HELP volunteer Lorina Bolea helps Viviane Plante to remain limber and to maintain or improve her range of motion.
HELP volunteer Lorina Bolea helps Viviane Plante to remain limber and to maintain or improve her range of motion.

A JGH program, in which intensively trained volunteers work to enhance the care of hospitalized seniors, has been recognized for excellence by the healthcare division of Desjardins.

The Hospital Elder Life Program (HELP) has received Desjardins’ SRS Award (Stars du réseau de la santé – Stars of the Healthcare Network) in the Caring category and will be featured in the inaugural edition of the company’s Health Review.

Michèle Bastin works on her perception and dexterity with HELP volunteer Shawn Hoffman.
Michèle Bastin works on her perception and dexterity with HELP volunteer Shawn Hoffman.

Maxine Lithwick, Coordinator of Social Services and Professional Practice in the Rehabilitation and Multidisciplinary Directorate of CIUSSS West-Central Montreal, calls the award “a wonderful way of acknowledging how hard our volunteers and staff have worked to improve the hospital stay of elderly patients.”

Isabelle Lamontagne, an elder life specialist who coordinates the JGH HELP program, agrees and adds that the program provides an invaluable service by reducing the incidence of delirium in older patients and helping them to maintain their functional autonomy.

“When a person approaching the age of 80 is admitted to a hospital for any diagnosis, three areas are always at risk for deterioration—mental functioning, nutritional status and mobility,” says Dr. Ruby Friedman, Chief of Geriatrics at the Jewish General Hospital.

“Consequently, delirium, dehydration, malnutrition and immobility can develop within days of admission. This results in poor quality of life, a prolonged hospital stay and a possible transfer to a long-term care facility.”

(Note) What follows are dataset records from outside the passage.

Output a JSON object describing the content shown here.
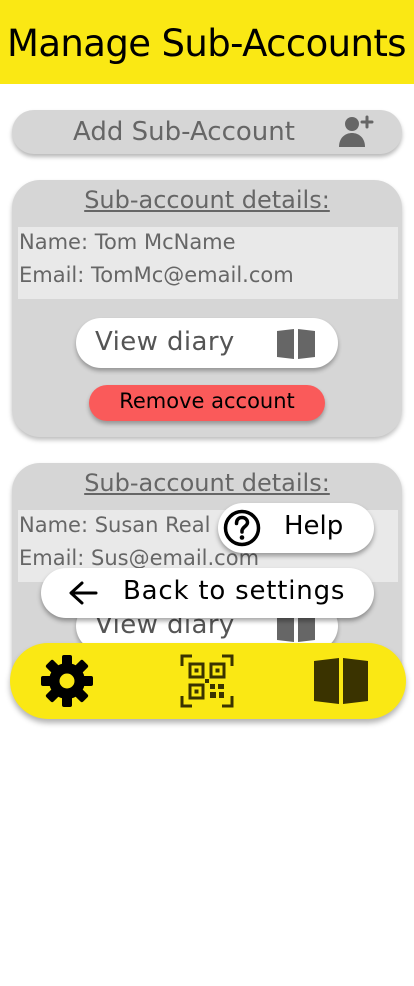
{
  "header": {
    "title": "Manage Sub-Accounts"
  },
  "add_sub_account": {
    "label": "Add Sub-Account",
    "icon": "person-add-icon"
  },
  "accounts": [
    {
      "section_title": "Sub-account details:",
      "name_line": "Name: Tom McName",
      "email_line": "Email: TomMc@email.com",
      "view_diary_label": "View diary",
      "remove_label": "Remove account"
    },
    {
      "section_title": "Sub-account details:",
      "name_line": "Name: Susan Real",
      "email_line": "Email: Sus@email.com",
      "view_diary_label": "View diary"
    }
  ],
  "help": {
    "label": "Help",
    "icon": "help-circle-icon"
  },
  "back": {
    "label": "Back to settings",
    "icon": "arrow-left-icon"
  },
  "bottom_nav": {
    "items": [
      {
        "icon": "gear-icon"
      },
      {
        "icon": "qr-code-icon"
      },
      {
        "icon": "book-icon"
      }
    ]
  },
  "colors": {
    "accent_yellow": "#fae814",
    "card_gray": "#d6d6d6",
    "info_gray": "#e9e9e9",
    "danger_red": "#fa5a5a",
    "text_gray": "#666666"
  }
}
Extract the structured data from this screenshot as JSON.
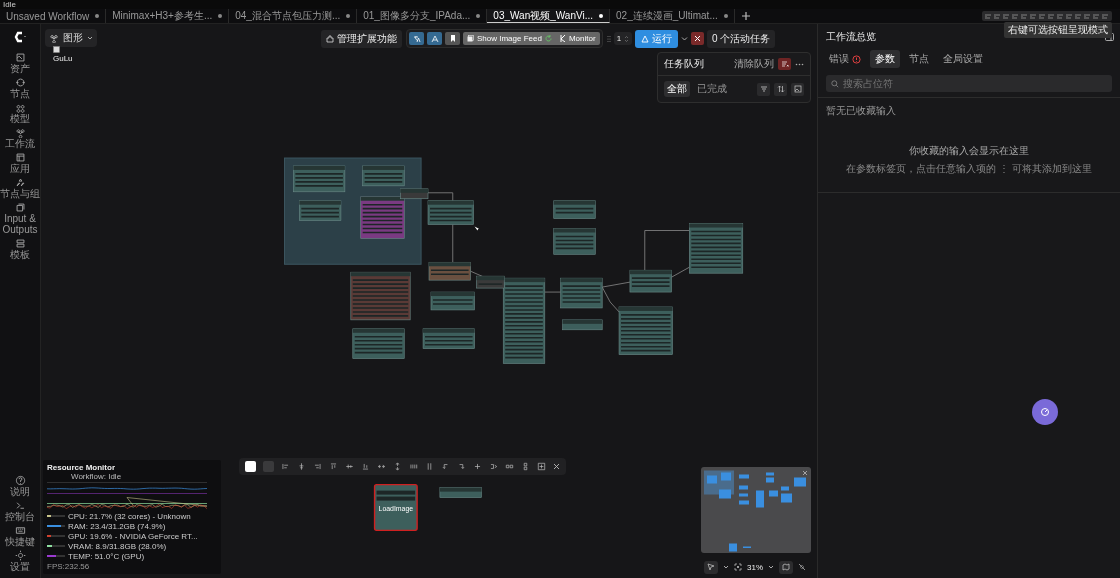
{
  "status": "Idle",
  "tabs": [
    {
      "label": "Unsaved Workflow",
      "selected": false
    },
    {
      "label": "Minimax+H3+参考生...",
      "selected": false
    },
    {
      "label": "04_混合节点包压力测...",
      "selected": false
    },
    {
      "label": "01_图像多分支_IPAda...",
      "selected": false
    },
    {
      "label": "03_Wan视频_WanVi...",
      "selected": true
    },
    {
      "label": "02_连续漫画_Ultimat...",
      "selected": false
    }
  ],
  "sidebar": {
    "items": [
      {
        "label": "资产"
      },
      {
        "label": "节点"
      },
      {
        "label": "模型"
      },
      {
        "label": "工作流"
      },
      {
        "label": "应用"
      },
      {
        "label": "节点与组"
      },
      {
        "label": "Input & Outputs"
      },
      {
        "label": "模板"
      }
    ],
    "bottom_items": [
      {
        "label": "说明"
      },
      {
        "label": "控制台"
      },
      {
        "label": "快捷键"
      },
      {
        "label": "设置"
      }
    ]
  },
  "canvas": {
    "view_mode": "图形",
    "broken_image_alt": "GuLu",
    "selected_node_title": "LoadImage"
  },
  "toolbar": {
    "manage_extensions": "管理扩展功能",
    "toggles": [
      {
        "kind": "translate",
        "selected": true
      },
      {
        "kind": "draw",
        "selected": true
      },
      {
        "kind": "bookmark",
        "selected": false
      }
    ],
    "image_feed": "Show Image Feed",
    "monitor": "Monitor",
    "batch_count": "1",
    "run": "运行",
    "active_tasks": "0 个活动任务"
  },
  "queue": {
    "title": "任务队列",
    "clear": "清除队列",
    "tabs": [
      {
        "label": "全部",
        "selected": true
      },
      {
        "label": "已完成",
        "selected": false
      }
    ]
  },
  "tooltip": "右键可选按钮呈现模式",
  "right_panel": {
    "title": "工作流总览",
    "tabs": [
      {
        "label": "错误",
        "selected": false,
        "has_error": true
      },
      {
        "label": "参数",
        "selected": true,
        "has_error": false
      },
      {
        "label": "节点",
        "selected": false,
        "has_error": false
      },
      {
        "label": "全局设置",
        "selected": false,
        "has_error": false
      }
    ],
    "search_placeholder": "搜索占位符",
    "empty_title": "暂无已收藏输入",
    "empty_message": "你收藏的输入会显示在这里",
    "hint": "在参数标签页，点击任意输入项的 ⋮ 可将其添加到这里"
  },
  "resource_monitor": {
    "title": "Resource Monitor",
    "workflow": "Workflow: Idle",
    "stats": [
      {
        "label": "CPU: 21.7% (32 cores) - Unknown",
        "color": "#c8c48a",
        "level": 0.22
      },
      {
        "label": "RAM: 23.4/31.2GB (74.9%)",
        "color": "#3a8fe0",
        "level": 0.75
      },
      {
        "label": "GPU: 19.6% - NVIDIA GeForce RT...",
        "color": "#d0412e",
        "level": 0.2
      },
      {
        "label": "VRAM: 8.9/31.8GB (28.0%)",
        "color": "#8ee0a0",
        "level": 0.28
      },
      {
        "label": "TEMP: 51.0°C (GPU)",
        "color": "#9a3ad0",
        "level": 0.51
      }
    ],
    "fps": "FPS:232.56"
  },
  "minimap": {
    "zoom": "31%"
  }
}
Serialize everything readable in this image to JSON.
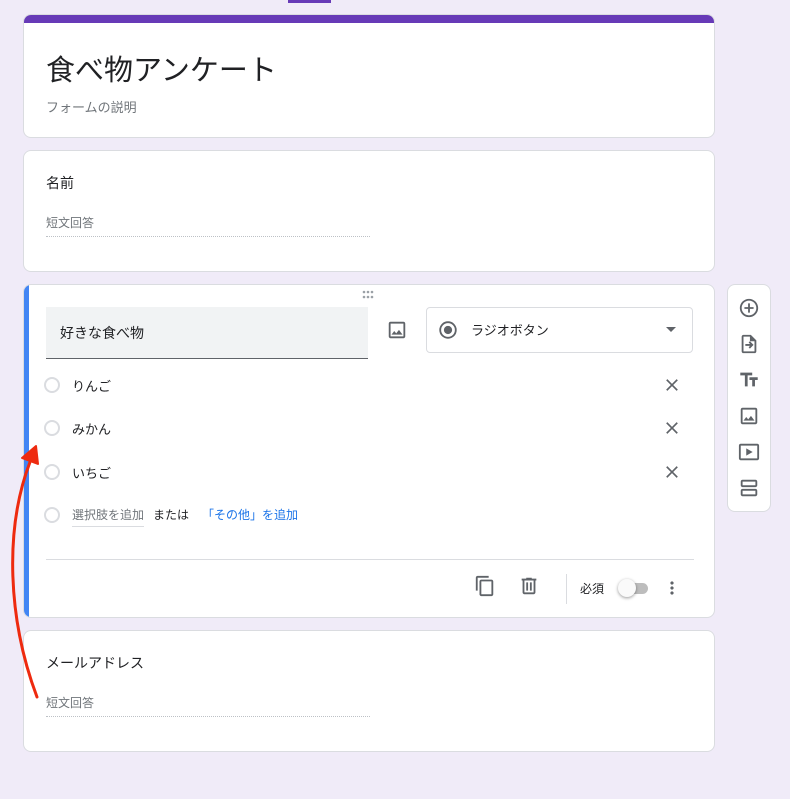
{
  "form": {
    "title": "食べ物アンケート",
    "description": "フォームの説明",
    "accent_color": "#673ab7",
    "background_color": "#f0ebf8"
  },
  "questions": [
    {
      "title": "名前",
      "type": "short-answer",
      "answer_placeholder": "短文回答"
    },
    {
      "title": "好きな食べ物",
      "type_label": "ラジオボタン",
      "options": [
        {
          "label": "りんご"
        },
        {
          "label": "みかん"
        },
        {
          "label": "いちご"
        }
      ],
      "add_option_label": "選択肢を追加",
      "or_label": "または",
      "add_other_label": "「その他」を追加",
      "required_label": "必須",
      "required": false,
      "active_color": "#4285f4",
      "link_color": "#1a73e8"
    },
    {
      "title": "メールアドレス",
      "type": "short-answer",
      "answer_placeholder": "短文回答"
    }
  ],
  "icons": {
    "question_image": "image-icon",
    "type_select": "radio-button-icon",
    "dropdown": "caret-down-icon",
    "remove_option": "close-icon",
    "duplicate": "copy-icon",
    "delete": "trash-icon",
    "more": "more-vert-icon"
  },
  "sidebar": {
    "buttons": [
      {
        "name": "add-question-button",
        "icon": "add-circle-icon"
      },
      {
        "name": "import-questions-button",
        "icon": "import-icon"
      },
      {
        "name": "add-title-button",
        "icon": "text-icon"
      },
      {
        "name": "add-image-button",
        "icon": "image-icon"
      },
      {
        "name": "add-video-button",
        "icon": "video-icon"
      },
      {
        "name": "add-section-button",
        "icon": "section-icon"
      }
    ]
  },
  "annotation": {
    "color": "#ee2a0f",
    "shape": "curved-arrow"
  }
}
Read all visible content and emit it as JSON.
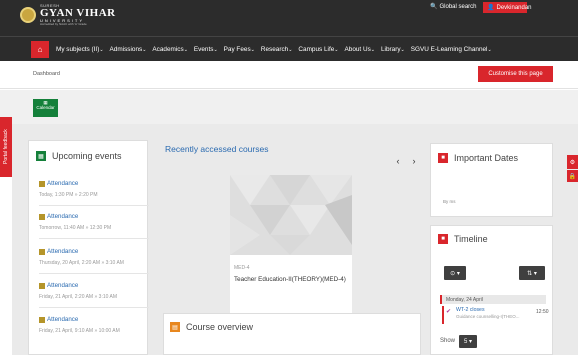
{
  "header": {
    "logo": {
      "small": "SURESH",
      "big": "GYAN VIHAR",
      "uni": "UNIVERSITY",
      "tag": "Accredited by NAAC with 'A' Grade"
    },
    "global_search": "Global search",
    "user_name": "Devkinandan"
  },
  "nav": {
    "items": [
      {
        "label": "My subjects (II)",
        "caret": "⌄"
      },
      {
        "label": "Admissions",
        "caret": "⌄"
      },
      {
        "label": "Academics",
        "caret": "⌄"
      },
      {
        "label": "Events",
        "caret": "⌄"
      },
      {
        "label": "Pay Fees",
        "caret": "⌄"
      },
      {
        "label": "Research",
        "caret": "⌄"
      },
      {
        "label": "Campus Life",
        "caret": "⌄"
      },
      {
        "label": "About Us",
        "caret": "⌄"
      },
      {
        "label": "Library",
        "caret": "⌄"
      },
      {
        "label": "SGVU E-Learning Channel",
        "caret": "⌄"
      }
    ]
  },
  "page": {
    "breadcrumb": "Dashboard",
    "customise_label": "Customise this page",
    "calendar_label": "Calendar",
    "feedback_label": "Portal feedback"
  },
  "upcoming": {
    "title": "Upcoming events",
    "events": [
      {
        "name": "Attendance",
        "time": "Today, 1:30 PM » 2:20 PM"
      },
      {
        "name": "Attendance",
        "time": "Tomorrow, 11:40 AM » 12:30 PM"
      },
      {
        "name": "Attendance",
        "time": "Thursday, 20 April, 2:20 AM » 3:10 AM"
      },
      {
        "name": "Attendance",
        "time": "Friday, 21 April, 2:20 AM » 3:10 AM"
      },
      {
        "name": "Attendance",
        "time": "Friday, 21 April, 9:10 AM » 10:00 AM"
      }
    ]
  },
  "recent": {
    "title": "Recently accessed courses",
    "prev": "‹",
    "next": "›",
    "course": {
      "category": "MED-4",
      "name": "Teacher Education-II(THEORY)(MED-4)"
    }
  },
  "overview": {
    "title": "Course overview"
  },
  "important": {
    "title": "Important Dates",
    "meta": "By ms"
  },
  "timeline": {
    "title": "Timeline",
    "filter_label": "⊙ ▾",
    "sort_label": "⇅ ▾",
    "day": "Monday, 24 April",
    "item_name": "WT-2 closes",
    "item_desc": "Guidance counselling-I(THEO...",
    "item_time": "12:50",
    "show_label": "Show",
    "show_value": "5 ▾"
  },
  "colors": {
    "brand_red": "#d9262c",
    "dark_header": "#2c2c2c",
    "calendar_green": "#14803a",
    "link_blue": "#2a6ab0"
  }
}
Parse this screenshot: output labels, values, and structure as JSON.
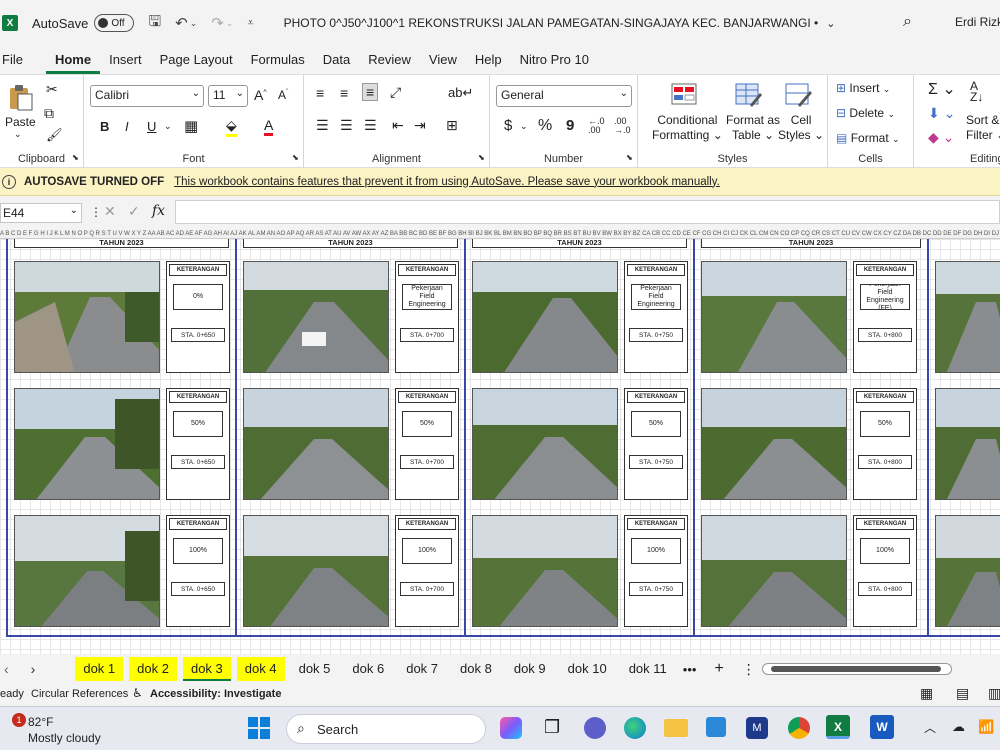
{
  "titlebar": {
    "autosave_label": "AutoSave",
    "autosave_state": "Off",
    "doc_title": "PHOTO  0^J50^J100^1  REKONSTRUKSI JALAN PAMEGATAN-SINGAJAYA KEC. BANJARWANGI •",
    "user": "Erdi Rizky"
  },
  "tabs": [
    "File",
    "Home",
    "Insert",
    "Page Layout",
    "Formulas",
    "Data",
    "Review",
    "View",
    "Help",
    "Nitro Pro 10"
  ],
  "active_tab": "Home",
  "ribbon": {
    "clipboard": {
      "label": "Clipboard",
      "paste": "Paste"
    },
    "font": {
      "label": "Font",
      "name": "Calibri",
      "size": "11",
      "bold": "B",
      "italic": "I",
      "underline": "U"
    },
    "alignment": {
      "label": "Alignment"
    },
    "number": {
      "label": "Number",
      "format": "General",
      "currency": "$",
      "percent": "%",
      "comma": "9"
    },
    "styles": {
      "label": "Styles",
      "conditional": [
        "Conditional",
        "Formatting"
      ],
      "format_table": [
        "Format as",
        "Table"
      ],
      "cell_styles": [
        "Cell",
        "Styles"
      ]
    },
    "cells": {
      "label": "Cells",
      "insert": "Insert",
      "delete": "Delete",
      "format": "Format"
    },
    "editing": {
      "label": "Editing",
      "sort": [
        "Sort &",
        "Filter"
      ]
    }
  },
  "infobar": {
    "title": "AUTOSAVE TURNED OFF",
    "message": "This workbook contains features that prevent it from using AutoSave. Please save your workbook manually."
  },
  "formula": {
    "namebox": "E44",
    "fx": "fx",
    "value": ""
  },
  "sheet": {
    "column_header_text": "A B C D E F G H I J K L M N O P Q R S T U V W X Y Z AA AB AC AD AE AF AG AH AI AJ AK AL AM AN AO AP AQ AR AS AT AU AV AW AX AY AZ BA BB BC BD BE BF BG BH BI BJ BK BL BM BN BO BP BQ BR BS BT BU BV BW BX BY BZ CA CB CC CD CE CF CG CH CI CJ CK CL CM CN CO CP CQ CR CS CT CU CV CW CX CY CZ DA DB DC DD DE DF DG DH DI DJ DK DL DM DN DO DP DQ DR DS DT DU DV DW DX DY DZ EA EB EC ED EE EF EG",
    "year_label": "TAHUN 2023",
    "ket_label": "KETERANGAN",
    "pages": [
      {
        "rows": [
          {
            "pct": "0%",
            "sta": "STA. 0+650"
          },
          {
            "pct": "50%",
            "sta": "STA. 0+650"
          },
          {
            "pct": "100%",
            "sta": "STA. 0+650"
          }
        ]
      },
      {
        "rows": [
          {
            "pct": "Pekerjaan Field Engineering",
            "sta": "STA. 0+700"
          },
          {
            "pct": "50%",
            "sta": "STA. 0+700"
          },
          {
            "pct": "100%",
            "sta": "STA. 0+700"
          }
        ]
      },
      {
        "rows": [
          {
            "pct": "Pekerjaan Field Engineering",
            "sta": "STA. 0+750"
          },
          {
            "pct": "50%",
            "sta": "STA. 0+750"
          },
          {
            "pct": "100%",
            "sta": "STA. 0+750"
          }
        ]
      },
      {
        "rows": [
          {
            "pct": "Pekerjaan Field Engineering (FE)",
            "sta": "STA. 0+800"
          },
          {
            "pct": "50%",
            "sta": "STA. 0+800"
          },
          {
            "pct": "100%",
            "sta": "STA. 0+800"
          }
        ]
      }
    ]
  },
  "sheet_tabs": [
    {
      "name": "dok 1",
      "highlight": true
    },
    {
      "name": "dok 2",
      "highlight": true
    },
    {
      "name": "dok 3",
      "highlight": true,
      "active": true
    },
    {
      "name": "dok 4",
      "highlight": true
    },
    {
      "name": "dok 5"
    },
    {
      "name": "dok 6"
    },
    {
      "name": "dok 7"
    },
    {
      "name": "dok 8"
    },
    {
      "name": "dok 9"
    },
    {
      "name": "dok 10"
    },
    {
      "name": "dok 11"
    }
  ],
  "statusbar": {
    "ready": "eady",
    "circular": "Circular References",
    "accessibility": "Accessibility: Investigate"
  },
  "taskbar": {
    "weather_temp": "82°F",
    "weather_desc": "Mostly cloudy",
    "weather_badge": "1",
    "search": "Search"
  }
}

Having originated in the United States, the HELP program was introduced in 2016 as a pilot project at the JGH. It began on a single floor as a collaborative initiative among Multidisciplinary Services, Nursing and Geriatrics staff, with financial support from the JGH Foundation and the JGH Auxiliary. It has since become an ongoing program and has been launched on four other floors, with plans for expansion throughout the hospital.

HELP’s volunteers engage patients in a variety of activities, including daily orientation, cognitive stimulation, exercise, assistance with meals, and promoting relaxation before sleep.

Ms. Lamontagne explains that patients are often vulnerable and have multiple medical problems, as well as other special needs. For this reason, the volunteers—most of whom are in their early 20s and are interested in a career in health care—are rigourously prepared, receiving eight hours of classroom instruction and 16 hours of practical training. Each person must also commit to working for at least 104 hours (four hours a week for 26 weeks).

Debbie Shiller Kayeman enjoys a playful moment with HELP volunteer Andreea Angelescu.
Debbie Shiller Kayeman enjoys a playful moment with HELP volunteer Andreea Angelescu.

Training is provided in such areas as infection control, how to speak with and listen closely to patients, and how to pick up on any signs or symptoms that something is not right.

The next step in HELP’s evolution is a formal agreement with McGill University for 93 first-year students in occupational therapy and physiotherapy to come to the JGH as part of a course—not just a stage—in the university’s health program. Classroom instruction begins this fall, followed in January by practical training.

The long-range goal, says Ms. Lithwick, is to work with the CIUSSS’s Academic Affairs Directorate to develop additional agreements to offer training to students from other schools, in such fields as kinesiology and psycho-education.

Equally important, she says, is that HELP is making the study of geriatrics more inviting and compelling for individuals who might not otherwise have considered it.

“Some of our volunteers have said they felt privileged to get to know the patients and listen to their life stories. Now these young people are becoming ambassadors. I believe that HELP will be instrumental in changing negative attitudes, and this will continue to improve the quality of care that patients receive.”